Well, in order to be effective, troops need to have some amount of mutual understanding. For this reason, shortly after its creation in 1949, NATO realized the importance of standardizing and it formed the Military Agency for Standardization in 1951. This later merged with the Office of NATO Standardization, which eventually morphed into the NATO Standardization Agency (NSA). Through this agency, NATO has implemented a number of Standardization Agreements (STANAG) to help coordinate the member nations’ militaries. These STANAGs allow countries to ratify agreements which establish common ground and synchronize operational procedures, technology, equipment, and so on. From aircraft marshalling signals, to doctrine for countering improvised explosive devices, to a glossary of abbreviations, to doctrine for special operations, the STANAGs give all NATO nations a universal framework that if jointly executed, creates a more effective multinational military.
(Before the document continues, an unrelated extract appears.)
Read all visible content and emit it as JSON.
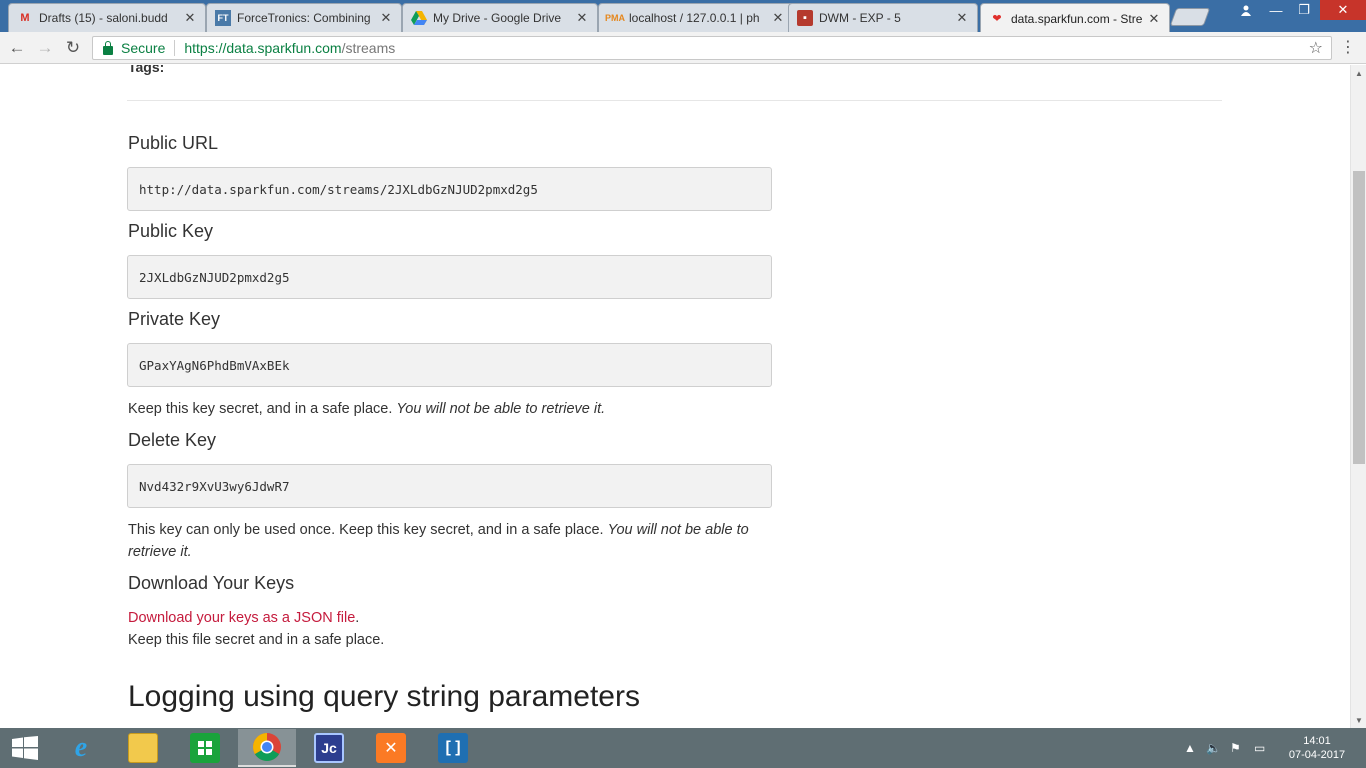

Instead of each country trying to accomplish things its own way, finding agreement and commonality with each other will enable more unity, and hence, a greater chance of effectively working together.
NATO’s STANAGs accounts for significant political, strategic, operational, and tactical cooperation that enables NATO to more effectively conduct the operations that it is involved in. But is it enough? Can STANAGs teach initiative, create morale, overlook social differences, and compel information sharing? Can unit cohesion and trust be created in a multinational force? Initial thoughts indicate that NATO has some of the ingredients needed for success. While the STANAGs do not help with the global perception of international war, and while they do not seem to strongly deal with all areas and considerations, they are a step towards ensuring NATO’s military capability is as efficient as possible by addressing issues that could hamper its effectiveness as a military force.